Но если прав Николай Бердяев, и История реализовывалась в правде, пока не появились люты, которые заморозили ее в самом буквальном смысле, то есть: затормозили на бегу — если правы все их ледняки и оттепельники, и от выживания Льда зависит сохранение России в ее нынешней форме — тогда какое значение для Истории имеет разница в лотке Зимы и логике Лета? Ведь это уже как раз не иллюзия. Доктор Тесла построил машины. Он качает тьмечь. Теслектрические поля тунгетита изменяют саму природу мира.
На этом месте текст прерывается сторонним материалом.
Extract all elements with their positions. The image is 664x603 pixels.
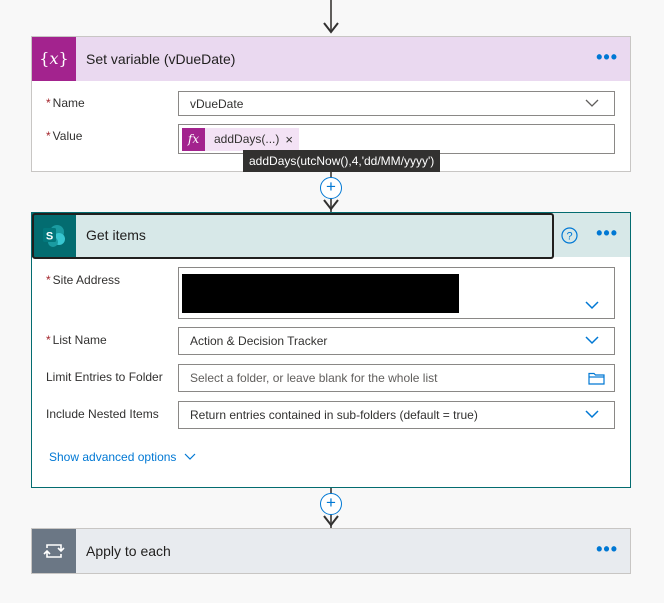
loop-icon: [32, 529, 76, 573]
limit-folder-placeholder: Select a folder, or leave blank for the …: [190, 371, 438, 385]
chevron-down-icon: [585, 336, 599, 345]
set-variable-title: Set variable (vDueDate): [86, 51, 236, 67]
variable-icon: {x}: [32, 37, 76, 81]
arrow-down-icon: [323, 22, 339, 34]
nested-items-dropdown[interactable]: Return entries contained in sub-folders …: [178, 401, 615, 429]
limit-folder-input[interactable]: Select a folder, or leave blank for the …: [178, 364, 615, 392]
get-items-header[interactable]: S Get items ? •••: [32, 213, 630, 259]
nested-items-label: Include Nested Items: [46, 407, 159, 421]
chevron-down-icon: [585, 301, 599, 310]
set-variable-header[interactable]: {x} Set variable (vDueDate) •••: [32, 37, 630, 81]
insert-step-button[interactable]: +: [320, 177, 342, 199]
list-name-label: * List Name: [46, 333, 107, 347]
expression-token[interactable]: fx addDays(...) ×: [182, 127, 299, 151]
remove-token-icon[interactable]: ×: [285, 132, 299, 147]
redacted-site-address: [182, 274, 459, 313]
name-dropdown[interactable]: vDueDate: [178, 91, 615, 116]
chevron-down-icon: [185, 453, 196, 460]
expression-tooltip: addDays(utcNow(),4,'dd/MM/yyyy'): [243, 150, 441, 172]
apply-to-each-header[interactable]: Apply to each •••: [32, 529, 630, 573]
insert-step-button[interactable]: +: [320, 493, 342, 515]
chevron-down-icon: [585, 410, 599, 419]
svg-text:{x}: {x}: [39, 49, 68, 68]
list-name-value: Action & Decision Tracker: [190, 334, 328, 348]
limit-folder-label: Limit Entries to Folder: [46, 370, 163, 384]
advanced-link-label: Show advanced options: [49, 450, 177, 464]
chevron-down-icon: [585, 99, 599, 107]
folder-icon[interactable]: [588, 372, 605, 385]
name-value: vDueDate: [190, 96, 244, 111]
site-address-dropdown[interactable]: [178, 267, 615, 319]
show-advanced-options-link[interactable]: Show advanced options: [49, 450, 196, 464]
more-options-button[interactable]: •••: [596, 224, 618, 242]
arrow-down-icon: [323, 199, 339, 211]
get-items-card: S Get items ? ••• * Site Address * List Na…: [31, 212, 631, 488]
get-items-header-focus: [32, 213, 554, 259]
more-options-button[interactable]: •••: [596, 540, 618, 558]
apply-to-each-title: Apply to each: [86, 543, 171, 559]
list-name-dropdown[interactable]: Action & Decision Tracker: [178, 327, 615, 355]
apply-to-each-card: Apply to each •••: [31, 528, 631, 574]
name-label: * Name: [46, 96, 85, 110]
site-address-label: * Site Address: [46, 273, 121, 287]
svg-text:?: ?: [566, 231, 572, 243]
arrow-down-icon: [323, 515, 339, 527]
token-label: addDays(...): [214, 132, 280, 146]
expression-icon: fx: [182, 127, 205, 151]
value-label: * Value: [46, 129, 83, 143]
nested-items-value: Return entries contained in sub-folders …: [190, 408, 478, 422]
more-options-button[interactable]: •••: [596, 48, 618, 66]
help-icon[interactable]: ?: [561, 227, 578, 244]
…Тогда, каким же образом мир, основанный на «может быть» является более правильным, чем мир, основанный на правде? Каким образом История того, что не существует, более правдива, чем История того, что существует? Неуверенность, которая более уверена, чем сама уверенность. Неправда, которая более правдива, чем правда! Бог, стоящий на стороне лжи! История мира, словно тот ночной рассказ в поезде, признание незнакомца незнакомому человеку — Бог, склоняющийся в полумраке со строптивой усмешкой, нечеткая форма на фоне самой темной темноты — во время поездки — Его слова, перечащие его же словам — История — правда или ложь? Правда или фальшь?…
Но так быть не может!
Я-оносплюнуло в сторону, ветер подхватил слюну. Вся надежда в Николе Тесле. Надежда заключается в том, что он жив, что он навечно выбил смерть из настоящего в один из вариантов возможного прошлого, и, после отсоса тьмечи, много чего могущий, Тесла доедет до Иркутска, соберет там свои машины, пропустит теслектрический ток сквозь лютов; вся надежда на гениального серба — он сделает Историю предметом экспериментальной науки, подключит Историю к электродам, перебросит стрелку, ба-бах, стреляют черные молнии, и тогда увидим, чья будет победа.